ドアに手をかける、しかしさっきとは違ってドアは開かなかった。
「そう、うまくはいかないか…」
そう呟いてそこを後にする。
また進む、大通りに出て人も増えてきた。
居心地の悪さは変わらないけれど、それにしても指は刺されっぱなしな上に文字が浮いているような感覚で向こうが何を言ってるのかが目に見えるようだった。
正直、そんなの読み取る気も起きないから無視して進み続ける。
そんなのがしばらく続いて、やがて小さな門を抜けて山の中に入った。
山に入ってから頭の中のノイズがなり始める、しかもどんどんひどくなっていった。
はっきりは判別できないけれど、どうにもさっきから『言われ』続けていることらしい。
気持ち悪い
響き続けるノイズに耐えながら山を登る、山頂らしきところが見えてきた。
何かいるのが見える、それにしても異物感というかこの世界に合ってないというか…
「アイツ色が……ある…!?」
誰かはわからない、ここに迷い込んだのだろうか。
駆け出す、どんどん近づいていくとそれが後ろを向いた女性だとわかった。
あと数十メートル、そいつが振り返った、思い出せないけどなんだか見覚えのある顔。
思い出しかけた頃には何かの衝撃がその腹を貫いていた。
気が付くと体をくの字に曲げて膝から崩れ落ちていた、なんだか悪い夢から醒めたような感覚だった。
「奇遇ですねぇ〜、こんなところで会うなんてぇ」
聞き覚えのある声、顔を上げるとヘイズがいた。
「お前…こんなところで何を…」
「こっちのセリフぅ。
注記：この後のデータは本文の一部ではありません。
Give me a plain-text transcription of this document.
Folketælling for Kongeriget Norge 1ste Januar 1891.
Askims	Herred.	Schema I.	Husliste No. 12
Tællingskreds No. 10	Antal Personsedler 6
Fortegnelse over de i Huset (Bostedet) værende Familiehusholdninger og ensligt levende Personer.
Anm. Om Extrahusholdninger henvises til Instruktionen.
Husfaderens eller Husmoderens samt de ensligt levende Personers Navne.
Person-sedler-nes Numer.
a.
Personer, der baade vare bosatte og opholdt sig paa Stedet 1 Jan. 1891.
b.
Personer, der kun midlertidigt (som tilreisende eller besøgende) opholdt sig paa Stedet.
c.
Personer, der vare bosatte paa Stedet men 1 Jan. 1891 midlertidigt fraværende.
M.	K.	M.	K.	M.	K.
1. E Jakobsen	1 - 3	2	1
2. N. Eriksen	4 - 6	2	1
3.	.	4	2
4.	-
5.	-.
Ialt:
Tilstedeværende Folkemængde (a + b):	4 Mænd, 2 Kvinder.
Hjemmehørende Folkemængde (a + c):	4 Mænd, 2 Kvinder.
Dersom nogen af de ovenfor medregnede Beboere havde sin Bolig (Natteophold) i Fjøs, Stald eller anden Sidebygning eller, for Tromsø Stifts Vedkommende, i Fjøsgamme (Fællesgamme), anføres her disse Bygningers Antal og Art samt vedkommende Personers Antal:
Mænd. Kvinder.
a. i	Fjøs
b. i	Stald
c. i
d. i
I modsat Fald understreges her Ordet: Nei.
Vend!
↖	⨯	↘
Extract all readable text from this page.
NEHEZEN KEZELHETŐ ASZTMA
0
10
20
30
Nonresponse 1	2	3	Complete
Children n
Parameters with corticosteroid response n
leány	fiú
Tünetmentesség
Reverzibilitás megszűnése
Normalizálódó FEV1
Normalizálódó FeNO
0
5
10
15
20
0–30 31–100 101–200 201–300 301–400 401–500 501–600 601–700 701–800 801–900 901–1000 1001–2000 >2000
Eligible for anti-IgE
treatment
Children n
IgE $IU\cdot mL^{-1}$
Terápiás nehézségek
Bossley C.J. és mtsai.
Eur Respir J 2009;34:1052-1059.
へぇ、龍の魔石…こんなもの集めてたんだ」
よく見るとヘイズの手にはあの緑の宝石が握られていた。
「よ…こ…ぐぁっ!」
よろよろと立ち上がったが突然目の前へ転移してきたヘイズの拳が腹に入ってまた膝から崩れた。
「なるほどぉ?もう入ってるのかぁ…いいこと思いついた、増幅にはぴったりねこれぇ」
思い切りこっちを蹴っ飛ばしてヘイズは何もない空間に穴を開けた。
「脱走者にこんなこと言うのもシャクだけどぉ、いいものくれてありがとぉ。安心して糧になってねぇ」
「ま…まて…!」
ヘイズが穴の中に消える、最後の力を振り絞って彼は穴の中に飛び込んだ。